In patients with multiple non–lung-only metastases who underwent CM, there was a survival advantage with a 5-year CSS rate of 32.5% compared with 12.4% without complete resection (P <.001). Even patients with 3 or more metastatic lesions had improved CSS with CM. There was a significant benefit in 5-year CSS rates in those patients with only-lung metastases, where CM resulted in a 5-year CSS of 73.6% compared with 19% in those who did not undergo complete resection (P <.001).

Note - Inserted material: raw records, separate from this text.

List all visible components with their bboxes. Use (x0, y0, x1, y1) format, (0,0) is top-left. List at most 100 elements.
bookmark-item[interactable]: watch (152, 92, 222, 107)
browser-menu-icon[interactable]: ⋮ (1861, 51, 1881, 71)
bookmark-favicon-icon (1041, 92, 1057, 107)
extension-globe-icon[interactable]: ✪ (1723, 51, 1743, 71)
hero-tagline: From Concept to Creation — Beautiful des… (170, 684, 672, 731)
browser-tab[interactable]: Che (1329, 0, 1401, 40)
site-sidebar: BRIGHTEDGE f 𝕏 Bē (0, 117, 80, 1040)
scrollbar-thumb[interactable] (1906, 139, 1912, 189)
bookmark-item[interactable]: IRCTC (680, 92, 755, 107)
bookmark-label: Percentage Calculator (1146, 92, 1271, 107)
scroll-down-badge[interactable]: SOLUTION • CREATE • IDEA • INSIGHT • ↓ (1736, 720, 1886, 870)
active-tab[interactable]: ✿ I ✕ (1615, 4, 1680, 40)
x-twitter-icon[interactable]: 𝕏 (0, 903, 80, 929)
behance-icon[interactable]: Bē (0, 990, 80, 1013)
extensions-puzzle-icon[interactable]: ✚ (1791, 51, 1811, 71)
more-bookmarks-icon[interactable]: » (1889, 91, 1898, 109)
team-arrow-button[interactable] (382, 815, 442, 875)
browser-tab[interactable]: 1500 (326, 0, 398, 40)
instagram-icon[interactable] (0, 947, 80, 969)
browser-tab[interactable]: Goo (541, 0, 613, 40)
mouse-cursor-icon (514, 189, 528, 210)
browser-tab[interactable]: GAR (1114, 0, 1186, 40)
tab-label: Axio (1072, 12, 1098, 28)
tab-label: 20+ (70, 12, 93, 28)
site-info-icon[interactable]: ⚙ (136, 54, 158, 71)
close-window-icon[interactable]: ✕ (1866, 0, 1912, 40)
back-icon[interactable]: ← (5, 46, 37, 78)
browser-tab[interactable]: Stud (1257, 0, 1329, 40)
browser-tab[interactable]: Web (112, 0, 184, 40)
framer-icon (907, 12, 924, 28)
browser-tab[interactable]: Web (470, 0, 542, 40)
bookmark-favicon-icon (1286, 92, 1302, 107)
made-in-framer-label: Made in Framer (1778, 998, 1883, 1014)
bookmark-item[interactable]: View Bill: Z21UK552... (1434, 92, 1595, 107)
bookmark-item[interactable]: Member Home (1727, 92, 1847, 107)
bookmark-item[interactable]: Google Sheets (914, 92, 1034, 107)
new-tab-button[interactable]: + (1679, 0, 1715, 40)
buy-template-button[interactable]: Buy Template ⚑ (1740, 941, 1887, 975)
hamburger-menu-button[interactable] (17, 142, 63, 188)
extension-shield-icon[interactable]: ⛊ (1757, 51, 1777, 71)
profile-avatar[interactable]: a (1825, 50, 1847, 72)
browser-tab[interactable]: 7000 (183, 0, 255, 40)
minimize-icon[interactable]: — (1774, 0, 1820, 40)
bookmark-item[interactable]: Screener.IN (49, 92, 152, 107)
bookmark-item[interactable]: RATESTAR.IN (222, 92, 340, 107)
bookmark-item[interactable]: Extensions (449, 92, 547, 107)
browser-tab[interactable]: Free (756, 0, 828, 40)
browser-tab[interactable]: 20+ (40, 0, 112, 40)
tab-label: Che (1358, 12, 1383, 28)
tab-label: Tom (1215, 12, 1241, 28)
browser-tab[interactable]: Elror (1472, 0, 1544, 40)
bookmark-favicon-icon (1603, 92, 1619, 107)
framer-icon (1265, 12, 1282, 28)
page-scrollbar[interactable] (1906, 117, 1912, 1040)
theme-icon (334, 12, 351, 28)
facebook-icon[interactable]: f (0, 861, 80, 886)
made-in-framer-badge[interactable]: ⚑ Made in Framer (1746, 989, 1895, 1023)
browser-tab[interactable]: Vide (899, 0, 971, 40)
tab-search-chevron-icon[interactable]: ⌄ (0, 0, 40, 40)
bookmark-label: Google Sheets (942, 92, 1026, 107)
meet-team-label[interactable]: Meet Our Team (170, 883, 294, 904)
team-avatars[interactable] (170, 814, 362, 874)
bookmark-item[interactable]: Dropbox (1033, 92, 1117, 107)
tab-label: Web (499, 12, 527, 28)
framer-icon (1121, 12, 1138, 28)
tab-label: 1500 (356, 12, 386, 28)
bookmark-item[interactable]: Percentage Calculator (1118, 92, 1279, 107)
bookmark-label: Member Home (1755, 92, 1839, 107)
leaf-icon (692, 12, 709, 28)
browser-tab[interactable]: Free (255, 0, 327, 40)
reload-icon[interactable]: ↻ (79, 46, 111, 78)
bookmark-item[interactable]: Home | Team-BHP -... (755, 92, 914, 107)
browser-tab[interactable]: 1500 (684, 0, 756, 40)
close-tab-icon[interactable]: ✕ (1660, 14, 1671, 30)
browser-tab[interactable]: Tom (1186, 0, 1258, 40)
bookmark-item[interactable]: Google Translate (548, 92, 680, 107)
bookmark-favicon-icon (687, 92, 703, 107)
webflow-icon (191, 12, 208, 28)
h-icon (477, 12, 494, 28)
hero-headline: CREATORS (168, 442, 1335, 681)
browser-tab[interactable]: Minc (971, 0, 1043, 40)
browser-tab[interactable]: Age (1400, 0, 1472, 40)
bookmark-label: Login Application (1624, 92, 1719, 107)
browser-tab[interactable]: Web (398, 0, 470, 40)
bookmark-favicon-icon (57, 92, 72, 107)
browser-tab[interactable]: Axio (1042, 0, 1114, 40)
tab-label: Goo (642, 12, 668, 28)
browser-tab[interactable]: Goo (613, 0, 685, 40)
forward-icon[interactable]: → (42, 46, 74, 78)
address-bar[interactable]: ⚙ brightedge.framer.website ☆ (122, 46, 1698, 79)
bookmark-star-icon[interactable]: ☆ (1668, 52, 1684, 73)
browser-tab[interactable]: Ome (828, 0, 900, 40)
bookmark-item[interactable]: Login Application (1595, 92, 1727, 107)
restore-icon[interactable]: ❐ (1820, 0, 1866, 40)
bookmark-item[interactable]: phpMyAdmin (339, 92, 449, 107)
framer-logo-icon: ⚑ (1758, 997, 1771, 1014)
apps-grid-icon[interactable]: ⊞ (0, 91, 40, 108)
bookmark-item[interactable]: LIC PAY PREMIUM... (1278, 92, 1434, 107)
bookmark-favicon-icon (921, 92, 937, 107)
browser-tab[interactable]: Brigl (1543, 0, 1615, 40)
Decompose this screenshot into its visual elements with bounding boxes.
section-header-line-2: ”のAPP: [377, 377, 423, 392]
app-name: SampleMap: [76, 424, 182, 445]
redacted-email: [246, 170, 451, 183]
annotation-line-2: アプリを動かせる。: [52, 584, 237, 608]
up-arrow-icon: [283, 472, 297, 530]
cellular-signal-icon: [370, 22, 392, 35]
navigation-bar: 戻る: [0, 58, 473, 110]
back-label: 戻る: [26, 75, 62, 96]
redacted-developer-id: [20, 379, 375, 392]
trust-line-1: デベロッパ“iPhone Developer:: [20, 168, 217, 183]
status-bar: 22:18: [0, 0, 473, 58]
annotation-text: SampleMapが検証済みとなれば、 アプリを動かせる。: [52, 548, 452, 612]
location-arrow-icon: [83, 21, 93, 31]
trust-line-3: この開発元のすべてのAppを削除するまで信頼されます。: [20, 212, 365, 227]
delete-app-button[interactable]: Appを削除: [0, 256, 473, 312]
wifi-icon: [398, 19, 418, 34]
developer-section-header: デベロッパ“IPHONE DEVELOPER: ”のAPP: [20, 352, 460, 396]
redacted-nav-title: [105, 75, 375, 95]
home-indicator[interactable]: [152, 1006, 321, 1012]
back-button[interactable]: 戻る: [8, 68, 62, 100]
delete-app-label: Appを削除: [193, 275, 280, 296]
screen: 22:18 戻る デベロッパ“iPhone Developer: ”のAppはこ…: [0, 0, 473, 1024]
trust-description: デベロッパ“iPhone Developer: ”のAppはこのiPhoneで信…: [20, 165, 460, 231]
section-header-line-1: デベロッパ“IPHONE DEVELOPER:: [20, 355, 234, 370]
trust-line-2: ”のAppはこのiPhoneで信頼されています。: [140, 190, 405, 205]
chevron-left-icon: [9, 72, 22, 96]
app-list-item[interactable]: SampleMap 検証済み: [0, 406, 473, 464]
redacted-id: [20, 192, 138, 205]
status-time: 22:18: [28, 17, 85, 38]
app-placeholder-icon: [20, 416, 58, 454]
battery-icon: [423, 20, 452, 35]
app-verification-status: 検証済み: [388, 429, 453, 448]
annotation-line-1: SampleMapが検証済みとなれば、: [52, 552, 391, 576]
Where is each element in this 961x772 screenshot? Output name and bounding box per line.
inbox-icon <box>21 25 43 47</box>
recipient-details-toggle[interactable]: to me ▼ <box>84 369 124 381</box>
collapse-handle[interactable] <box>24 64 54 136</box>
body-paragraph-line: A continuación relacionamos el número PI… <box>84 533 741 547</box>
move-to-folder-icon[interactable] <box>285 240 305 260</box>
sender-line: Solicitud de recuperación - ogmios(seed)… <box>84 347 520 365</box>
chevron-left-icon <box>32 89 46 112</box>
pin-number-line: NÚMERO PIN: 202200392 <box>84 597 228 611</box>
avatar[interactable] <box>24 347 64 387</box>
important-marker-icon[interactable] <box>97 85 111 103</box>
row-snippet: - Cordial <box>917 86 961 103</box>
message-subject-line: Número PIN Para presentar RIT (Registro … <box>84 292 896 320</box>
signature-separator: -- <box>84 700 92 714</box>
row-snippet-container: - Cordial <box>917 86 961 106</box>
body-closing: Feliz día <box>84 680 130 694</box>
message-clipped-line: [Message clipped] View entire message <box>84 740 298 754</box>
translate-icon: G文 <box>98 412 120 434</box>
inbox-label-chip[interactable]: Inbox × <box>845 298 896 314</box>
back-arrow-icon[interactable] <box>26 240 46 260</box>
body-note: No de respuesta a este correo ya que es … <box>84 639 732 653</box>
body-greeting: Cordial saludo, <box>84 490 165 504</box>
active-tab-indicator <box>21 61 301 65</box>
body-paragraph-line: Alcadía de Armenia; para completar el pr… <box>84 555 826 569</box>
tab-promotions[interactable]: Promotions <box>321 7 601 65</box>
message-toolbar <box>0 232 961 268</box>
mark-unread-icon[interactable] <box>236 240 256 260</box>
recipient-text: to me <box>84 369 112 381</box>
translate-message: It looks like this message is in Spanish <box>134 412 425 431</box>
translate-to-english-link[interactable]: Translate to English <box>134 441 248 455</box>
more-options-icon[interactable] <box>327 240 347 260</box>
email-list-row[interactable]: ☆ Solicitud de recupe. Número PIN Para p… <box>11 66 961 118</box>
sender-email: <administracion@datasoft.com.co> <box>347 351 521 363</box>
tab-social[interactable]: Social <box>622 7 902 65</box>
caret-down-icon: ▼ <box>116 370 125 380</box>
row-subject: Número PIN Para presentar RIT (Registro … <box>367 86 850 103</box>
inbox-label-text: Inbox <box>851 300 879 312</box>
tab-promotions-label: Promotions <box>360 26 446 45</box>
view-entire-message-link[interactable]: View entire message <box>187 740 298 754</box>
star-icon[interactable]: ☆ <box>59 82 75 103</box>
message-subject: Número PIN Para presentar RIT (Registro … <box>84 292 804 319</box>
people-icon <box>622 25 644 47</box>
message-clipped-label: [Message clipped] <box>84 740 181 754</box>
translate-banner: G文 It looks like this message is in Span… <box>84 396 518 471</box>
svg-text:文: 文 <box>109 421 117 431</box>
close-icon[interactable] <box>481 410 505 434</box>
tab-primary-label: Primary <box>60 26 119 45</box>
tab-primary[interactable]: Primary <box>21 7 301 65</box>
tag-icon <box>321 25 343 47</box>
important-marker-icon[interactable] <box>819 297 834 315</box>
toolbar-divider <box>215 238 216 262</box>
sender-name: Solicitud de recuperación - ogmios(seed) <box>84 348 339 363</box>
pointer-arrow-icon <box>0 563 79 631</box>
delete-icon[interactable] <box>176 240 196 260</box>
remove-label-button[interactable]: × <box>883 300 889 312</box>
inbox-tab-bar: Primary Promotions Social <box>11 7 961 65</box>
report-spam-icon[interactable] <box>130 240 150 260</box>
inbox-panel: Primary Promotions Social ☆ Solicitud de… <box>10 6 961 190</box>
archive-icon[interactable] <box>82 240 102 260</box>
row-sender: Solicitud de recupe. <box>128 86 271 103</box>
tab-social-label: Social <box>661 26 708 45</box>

The current study published by Dragomir et al does appear to provide similar results to prior studies. In appropriate patients with mRCC, CM should be strongly considered, especially in those patients younger than 65 years, those who have a single metastasis, and in those who have metastasis in the lung, specifically. CM has shown to improve clinical outcomes while delaying the need to initiate systemic therapy. The latter could have a significant impact on a patient’s quality of life, as well as on the overall health care costs associated with systemic therapy. Future studies may aim to focus on these factors in patients undergoing CM.